Under the federal Anti-Kickback Statute of the False Claims Act, a drug company may not offer anything of value (not limited to money) in order to persuade Medicare beneficiaries to buy the company’s products. Earlier this month, the U.S. Attorney’s Office, District of Massachusetts, announced that the drug giant Pfizer agreed to resolve the case against it by paying $23.85 million. The pharmaceutical company had been accused of violating the False Claims Act when it allegedly paid Medicare enrollees illegal kickbacks via an ostensibly independent charitable foundation.
Case sends a message to pharma companies: just say no to kickbacks
“Kickbacks undermine the independence of physician and patient decision-making, and raise healthcare costs,” Acting Assistant Attorney General Chad A. Readler of the Justice Department’s Civil Division said in a press release announcing the case’s resolution. “As today’s settlement makes clear, the Department will hold accountable drug companies that pay illegal kickbacks—whether directly or indirectly—to undermine taxpayer funded healthcare programs, including Medicare.”
High deductibles and costly medications are a reality for many people nowadays, no matter what type of insurance they’re covered under. But when Medicare patients are prescribed a drug covered by Medicare Part B or D, they may be responsible for paying a deductible, co-payment, or co-insurance before their prescriptions are filled. Especially in the case of specialty pharmaceuticals, the patient responsibility can be exceedingly high or even out-of-reach for many people on a fixed income.
The government’s case zeroed in on billing practices for three Pfizer drugs: Sutent and Inlyta (both treatments for renal cell carcinoma), and Tikosyn (treatment for certain types of arrhythmia). The Department of Justice (DOJ) alleged that Pfizer circumvented its own free drug program intended to provide Sutent and Inlyta to patients demonstrating a financial need, and instead, steered some of those patients to a 501(c)(3) foundation for co-pay coverage. This in turn triggered Medicare claims for the medications, and ultimately government reimbursement.
Additionally, the government’s case alleges that Pfizer made charitable donations to the foundation to be kept in the loop, so to speak, and attest to the fact that the foundation covered the co-pays for Medicare patients prescribed Sutent and Inlyta.
Alleged behavior “violates the basic trust patients extend to the healthcare system”
Harold H. Shaw, Special Agent in Charge, FBI Boston Division, said the settlement “demonstrates the FBI’s commitment to making sure patients receive, and the government pays for, health care that is not compromised by kickbacks. What Pfizer is accused of doing in this case—masking charitable contributions to increase company profits—violates the basic trust patients extend to the healthcare system and threatens the financial integrity of the Medicare program.”
Regarding Tikosyn, the government alleges that the drug company worked with the foundation to develop a fund for Medicare patients in treatment for arrhythmia (specifically with atrial fibrillation or atrial flutter, which are the indications for Tikosyn). Toward the end of 2015, Pfizer hiked the wholesale price of the drug by nearly 50%. The DOJ alleges that the drug giant was aware this cost increase was likely to result in a corresponding hike in Medicare patients’ out-of-pocket responsibility, which in turn motivated Pfizer to allegedly begin bankrolling and referring patients to the fund it co-created with the foundation when the cost increase went into effect. Records revealed that Medicare enrollees prescribed Tikosyn represented the vast majority of those awarded fund assistance for the first nine months of the fund’s operation.

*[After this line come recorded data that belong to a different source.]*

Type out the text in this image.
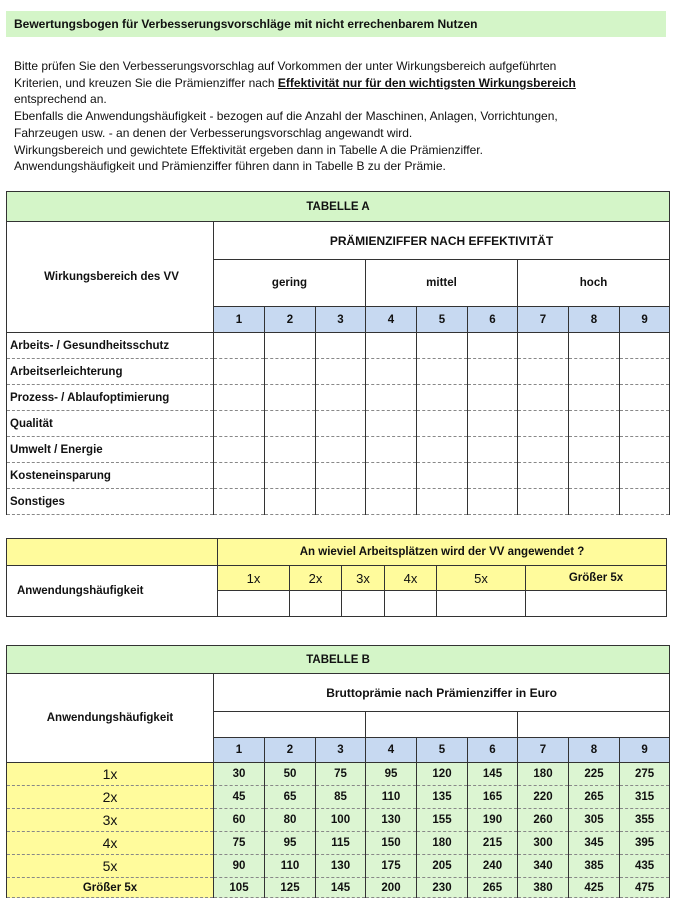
Bewertungsbogen für Verbesserungsvorschläge mit nicht errechenbarem Nutzen

Bitte prüfen Sie den Verbesserungsvorschlag auf Vorkommen der unter Wirkungsbereich aufgeführten

Kriterien, und kreuzen Sie die Prämienziffer nach Effektivität nur für den wichtigsten Wirkungsbereich

entsprechend an.

Ebenfalls die Anwendungshäufigkeit - bezogen auf die Anzahl der Maschinen, Anlagen, Vorrichtungen,

Fahrzeugen usw. - an denen der Verbesserungsvorschlag angewandt wird.

Wirkungsbereich und gewichtete Effektivität ergeben dann in Tabelle A die Prämienziffer.

Anwendungshäufigkeit und Prämienziffer führen dann in Tabelle B zu der Prämie.

TABELLE A									
Wirkungsbereich des VV	PRÄMIENZIFFER NACH EFFEKTIVITÄT								
	gering			mittel			hoch		
	1	2	3	4	5	6	7	8	9
Arbeits- / Gesundheitsschutz									
Arbeitserleichterung									
Prozess- / Ablaufoptimierung									
Qualität									
Umwelt / Energie									
Kosteneinsparung									
Sonstiges									
	An wieviel Arbeitsplätzen wird der VV angewendet ?					
Anwendungshäufigkeit	1x	2x	3x	4x	5x	Größer 5x

TABELLE B									
Anwendungshäufigkeit	Bruttoprämie nach Prämienziffer in Euro								

	1	2	3	4	5	6	7	8	9
1x	30	50	75	95	120	145	180	225	275
2x	45	65	85	110	135	165	220	265	315
3x	60	80	100	130	155	190	260	305	355
4x	75	95	115	150	180	215	300	345	395
5x	90	110	130	175	205	240	340	385	435
Größer 5x	105	125	145	200	230	265	380	425	475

Settlement punishes Pfizer, but gov’t “commends” drug company for settling
Although the settlement agreed to by Pfizer does not involve an admission of guilt, it does resolve the case. And the government is pleased with Pfizer’s decision to settle.
“Pfizer used a third party to saddle Medicare with extra costs,” said U.S. Attorney Andrew E. Lelling in a government press release. “According to the allegations in today’s settlement agreement, Pfizer knew that the third-party foundation was using Pfizer’s money to cover the co-pays of patients taking Pfizer drugs, thus generating more revenue for Pfizer and masking the effect of Pfizer’s price increases. The Anti-Kickback Statute exists to protect Medicare, and the taxpayers who fund it, from schemes like these. At the same time, we commend Pfizer for stepping forward to resolve these issues in a responsible manner.”
Pfizer now in 5-year corporate integrity agreement with HHS-OIG
In addition to the settlement payment, Pfizer has agreed to enter a five-year corporate integrity agreement (CIA) with the Department of Health and Human Services Office of Inspector General (HHS-OIG). In addition to putting in place systems that will verify that any patient assistance programs involving a third party are fully compliant with the law, the pharmaceutical company must undergo periodic reviews by an independent organization, and its Board members and executives must achieve certifications demonstrating compliance.
“Our corporate integrity agreement promotes independence between Pfizer and any patient assistance programs to which it may donate,” said Gregory E. Demske, Chief Counsel to the HHS-OIG. “Without true independence, as we have seen in this case, drug companies may use patient assistance programs as conduits for improper payments that harm Medicare.”